Druckerman on French Childrearing

Tuesday, February 14, 2012

This made news some time ago, but I took my time getting to it: Pamela Druckerman, an American expat in France has apparently studied how American and French parenting practices differ, after noticing that, in general, French children give their parents far less trouble in restaurants than American children do:

Though by that time I'd lived in France for a few years, I couldn't explain this. And once I started thinking about French parenting, I realized it wasn't just mealtime that was different. I suddenly had lots of questions. Why was it, for example, that in the hundreds of hours I'd clocked at French playgrounds, I'd never seen a child (except my own) throw a temper tantrum? Why didn't my French friends ever need to rush off the phone because their kids were demanding something? Why hadn't their living rooms been taken over by teepees and toy kitchens, the way ours had?

Soon it became clear to me that quietly and en masse, French parents were achieving outcomes that created a whole different atmosphere for family life. When American families visited our home, the parents usually spent much of the visit refereeing their kids' spats, helping their toddlers do laps around the kitchen island, or getting down on the floor to build Lego villages. When French friends visited, by contrast, the grownups had coffee and the children played happily by themselves.
Her conclusions, as far as I could learn them from a single article, sound reasonable and, assuming they are correct, reflect well on certain aspects of French child rearing:
When Pauline tried to interrupt our conversation, Delphine said, "Just wait two minutes, my little one. I'm in the middle of talking." It was both very polite and very firm. I was struck both by how sweetly Delphine said it and by how certain she seemed that Pauline would obey her. Delphine was also teaching her kids a related skill: learning to play by themselves. "The most important thing is that he learns to be happy by himself," she said of her son, Aubane.

It's a skill that French mothers explicitly try to cultivate in their kids more than American mothers do. In a 2004 study on the parenting beliefs of college-educated mothers in the U.S. and France, the American moms said that encouraging one's child to play alone was of average importance. But the French moms said it was very important.
It is interesting to compare this firmness about psychological boundaries to the gist of a Michael Hurd column I read some time back about how to "Be a 'Child Whisperer'".
[Cesar Millan] exposes errors like "the dog is my baby." The objective fact is that it's an animal, with certain instincts and a certain set of parameters within which one must work. They need limits and boundaries, and they don't get their feelings hurt. But they do mirror anxiety when the owner is a not an effective "pack leader." Dogs don't want neglect or abuse, but inconsistency and a lack of boundaries can be almost as damaging. Wow -- sounds like young children, doesn't it?
Druckerman has written and recently published an entire book, titled Bringing Up Bébé: One American Mother Discovers the Wisdom of French Parenting, based on her observations. After reading this article, it looks to me like the book might be a worthwhile read.
 
-- CAV

2 comments:

Anonymous said...

Hi Gus,
I remember growing up when we would get a pickup game together in the neighborhood - baseball or football - and play until it was almost too dark to get home.

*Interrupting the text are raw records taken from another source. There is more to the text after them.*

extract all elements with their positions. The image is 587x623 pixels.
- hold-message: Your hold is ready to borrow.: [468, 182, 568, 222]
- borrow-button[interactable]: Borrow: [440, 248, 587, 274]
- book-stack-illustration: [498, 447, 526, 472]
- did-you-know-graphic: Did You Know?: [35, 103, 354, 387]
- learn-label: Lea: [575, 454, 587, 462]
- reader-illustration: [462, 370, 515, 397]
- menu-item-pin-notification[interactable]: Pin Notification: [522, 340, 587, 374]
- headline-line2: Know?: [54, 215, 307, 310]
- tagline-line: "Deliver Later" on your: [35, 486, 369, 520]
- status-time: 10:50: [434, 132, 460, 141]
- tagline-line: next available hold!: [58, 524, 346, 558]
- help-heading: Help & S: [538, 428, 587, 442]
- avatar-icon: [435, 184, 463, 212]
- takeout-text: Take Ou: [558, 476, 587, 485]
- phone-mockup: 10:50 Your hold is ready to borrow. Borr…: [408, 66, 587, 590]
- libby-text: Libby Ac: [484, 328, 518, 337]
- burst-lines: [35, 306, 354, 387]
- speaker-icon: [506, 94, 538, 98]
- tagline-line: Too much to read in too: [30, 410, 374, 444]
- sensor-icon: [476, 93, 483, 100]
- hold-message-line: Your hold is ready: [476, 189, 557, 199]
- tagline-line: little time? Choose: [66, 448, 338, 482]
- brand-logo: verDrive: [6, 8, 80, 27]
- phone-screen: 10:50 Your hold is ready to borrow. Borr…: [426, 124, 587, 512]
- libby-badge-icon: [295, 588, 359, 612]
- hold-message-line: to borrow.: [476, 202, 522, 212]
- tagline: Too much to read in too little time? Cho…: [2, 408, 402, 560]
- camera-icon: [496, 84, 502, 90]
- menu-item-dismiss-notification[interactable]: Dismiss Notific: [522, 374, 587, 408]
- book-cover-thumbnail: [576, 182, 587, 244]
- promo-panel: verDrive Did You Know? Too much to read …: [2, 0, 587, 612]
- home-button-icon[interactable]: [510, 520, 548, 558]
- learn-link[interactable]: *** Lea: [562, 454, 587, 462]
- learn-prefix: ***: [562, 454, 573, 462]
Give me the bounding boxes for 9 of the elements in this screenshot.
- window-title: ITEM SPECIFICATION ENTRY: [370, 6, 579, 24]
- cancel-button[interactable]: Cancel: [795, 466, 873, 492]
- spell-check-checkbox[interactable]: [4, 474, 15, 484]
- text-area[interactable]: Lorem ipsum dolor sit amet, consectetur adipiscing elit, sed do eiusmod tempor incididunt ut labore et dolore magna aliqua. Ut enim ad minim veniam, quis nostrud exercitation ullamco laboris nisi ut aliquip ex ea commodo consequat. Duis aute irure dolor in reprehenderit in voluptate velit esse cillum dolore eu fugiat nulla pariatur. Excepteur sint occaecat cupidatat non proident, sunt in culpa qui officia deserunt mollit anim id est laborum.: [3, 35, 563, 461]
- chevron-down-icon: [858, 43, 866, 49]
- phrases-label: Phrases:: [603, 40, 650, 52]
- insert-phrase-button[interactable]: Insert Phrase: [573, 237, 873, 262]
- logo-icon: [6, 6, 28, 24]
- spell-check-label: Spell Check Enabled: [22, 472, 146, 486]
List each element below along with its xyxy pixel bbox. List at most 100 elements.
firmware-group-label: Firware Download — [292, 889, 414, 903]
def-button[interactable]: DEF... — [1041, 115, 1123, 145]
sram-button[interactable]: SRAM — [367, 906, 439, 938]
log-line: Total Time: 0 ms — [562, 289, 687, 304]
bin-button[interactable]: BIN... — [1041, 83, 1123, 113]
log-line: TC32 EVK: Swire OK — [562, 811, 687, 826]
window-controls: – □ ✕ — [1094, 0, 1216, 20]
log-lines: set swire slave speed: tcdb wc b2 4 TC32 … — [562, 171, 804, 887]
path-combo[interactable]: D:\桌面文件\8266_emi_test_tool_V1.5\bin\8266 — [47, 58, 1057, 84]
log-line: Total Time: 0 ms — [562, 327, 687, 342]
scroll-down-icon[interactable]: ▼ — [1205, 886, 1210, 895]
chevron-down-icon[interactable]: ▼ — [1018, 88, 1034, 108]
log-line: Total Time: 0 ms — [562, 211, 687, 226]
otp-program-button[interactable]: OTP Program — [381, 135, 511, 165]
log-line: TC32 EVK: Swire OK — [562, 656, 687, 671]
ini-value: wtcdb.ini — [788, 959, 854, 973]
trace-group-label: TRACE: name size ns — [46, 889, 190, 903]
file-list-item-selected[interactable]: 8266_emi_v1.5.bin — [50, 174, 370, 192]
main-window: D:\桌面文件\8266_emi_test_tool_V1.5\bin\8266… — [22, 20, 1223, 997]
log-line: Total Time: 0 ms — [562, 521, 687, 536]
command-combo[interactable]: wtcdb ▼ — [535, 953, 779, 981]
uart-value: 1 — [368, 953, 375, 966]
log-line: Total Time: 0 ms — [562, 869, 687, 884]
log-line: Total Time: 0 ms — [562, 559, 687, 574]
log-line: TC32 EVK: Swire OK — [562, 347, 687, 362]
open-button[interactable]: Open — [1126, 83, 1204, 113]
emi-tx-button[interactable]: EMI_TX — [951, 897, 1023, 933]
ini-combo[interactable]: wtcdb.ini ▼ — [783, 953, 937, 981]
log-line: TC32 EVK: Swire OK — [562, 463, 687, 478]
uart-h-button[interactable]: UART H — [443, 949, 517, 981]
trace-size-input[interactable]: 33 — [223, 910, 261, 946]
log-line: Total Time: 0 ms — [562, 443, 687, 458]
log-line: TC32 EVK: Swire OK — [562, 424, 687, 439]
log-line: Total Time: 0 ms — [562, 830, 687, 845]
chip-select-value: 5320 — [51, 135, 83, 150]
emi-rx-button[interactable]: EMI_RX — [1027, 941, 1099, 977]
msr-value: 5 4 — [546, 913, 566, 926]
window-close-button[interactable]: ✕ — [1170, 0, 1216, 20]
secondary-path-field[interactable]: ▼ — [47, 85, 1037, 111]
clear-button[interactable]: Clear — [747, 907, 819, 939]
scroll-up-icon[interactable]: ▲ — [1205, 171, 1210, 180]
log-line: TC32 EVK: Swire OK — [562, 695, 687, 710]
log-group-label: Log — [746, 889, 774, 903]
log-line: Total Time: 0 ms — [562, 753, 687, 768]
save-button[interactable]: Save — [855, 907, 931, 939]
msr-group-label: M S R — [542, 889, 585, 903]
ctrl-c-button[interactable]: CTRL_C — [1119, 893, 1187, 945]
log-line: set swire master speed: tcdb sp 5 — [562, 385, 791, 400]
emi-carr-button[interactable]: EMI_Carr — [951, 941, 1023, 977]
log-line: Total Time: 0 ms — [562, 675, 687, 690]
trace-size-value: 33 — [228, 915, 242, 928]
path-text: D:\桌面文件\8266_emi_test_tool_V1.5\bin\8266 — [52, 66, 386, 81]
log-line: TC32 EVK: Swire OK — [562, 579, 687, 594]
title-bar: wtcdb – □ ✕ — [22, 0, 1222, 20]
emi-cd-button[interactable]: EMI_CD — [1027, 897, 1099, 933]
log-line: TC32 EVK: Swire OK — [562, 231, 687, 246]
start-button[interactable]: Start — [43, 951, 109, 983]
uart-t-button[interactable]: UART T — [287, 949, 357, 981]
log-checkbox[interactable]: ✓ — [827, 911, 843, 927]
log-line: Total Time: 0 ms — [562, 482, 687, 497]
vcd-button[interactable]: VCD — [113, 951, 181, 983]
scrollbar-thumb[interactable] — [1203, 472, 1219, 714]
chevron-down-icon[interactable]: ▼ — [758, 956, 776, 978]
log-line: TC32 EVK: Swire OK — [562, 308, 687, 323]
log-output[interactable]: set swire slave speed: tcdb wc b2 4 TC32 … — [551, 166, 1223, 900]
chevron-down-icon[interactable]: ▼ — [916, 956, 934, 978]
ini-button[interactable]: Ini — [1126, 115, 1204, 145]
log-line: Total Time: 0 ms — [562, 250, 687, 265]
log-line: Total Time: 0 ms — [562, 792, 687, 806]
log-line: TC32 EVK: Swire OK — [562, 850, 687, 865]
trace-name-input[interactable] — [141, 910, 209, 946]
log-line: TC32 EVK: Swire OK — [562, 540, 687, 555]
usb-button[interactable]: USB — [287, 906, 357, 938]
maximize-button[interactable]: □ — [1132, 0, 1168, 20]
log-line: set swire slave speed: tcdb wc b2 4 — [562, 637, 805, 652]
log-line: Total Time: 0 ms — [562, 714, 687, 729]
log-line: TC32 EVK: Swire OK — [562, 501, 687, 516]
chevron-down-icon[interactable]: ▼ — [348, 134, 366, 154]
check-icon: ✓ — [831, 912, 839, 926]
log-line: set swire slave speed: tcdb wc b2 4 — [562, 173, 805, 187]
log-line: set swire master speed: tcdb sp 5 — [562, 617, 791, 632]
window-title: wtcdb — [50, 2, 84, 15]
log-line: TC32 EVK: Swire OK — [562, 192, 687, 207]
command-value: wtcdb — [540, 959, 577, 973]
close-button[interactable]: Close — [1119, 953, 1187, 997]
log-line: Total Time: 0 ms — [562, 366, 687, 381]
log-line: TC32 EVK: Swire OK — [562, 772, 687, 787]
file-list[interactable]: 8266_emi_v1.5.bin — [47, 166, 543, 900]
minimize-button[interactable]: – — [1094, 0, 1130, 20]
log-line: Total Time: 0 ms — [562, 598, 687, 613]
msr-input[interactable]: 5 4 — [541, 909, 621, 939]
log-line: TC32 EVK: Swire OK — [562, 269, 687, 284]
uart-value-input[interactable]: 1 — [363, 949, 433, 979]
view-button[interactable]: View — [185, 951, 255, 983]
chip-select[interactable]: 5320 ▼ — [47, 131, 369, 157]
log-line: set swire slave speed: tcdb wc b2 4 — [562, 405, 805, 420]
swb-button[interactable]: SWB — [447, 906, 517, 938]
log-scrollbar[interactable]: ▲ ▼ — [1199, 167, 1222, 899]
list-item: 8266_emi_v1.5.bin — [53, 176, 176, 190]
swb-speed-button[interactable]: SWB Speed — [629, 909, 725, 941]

Now-a-days it seems like every impulse toward entertainment has to be channeled toward some institutional outcome. Dance class, Little League, Babe Ruth so that very few suburban kids know how to spontaneously put together a pickup game - referee themselves - and actually have fun.

I don't know if this is because of the perceived danger of child abduction, or helicopter parents or some other change in the cultural norm from decades ago.

c. andrew

Gus Van Horn said...

I would say that helicopter parenting, which is an outgrowth of a modernist fetish for risk avoidance, has quite a bit to do with these trends.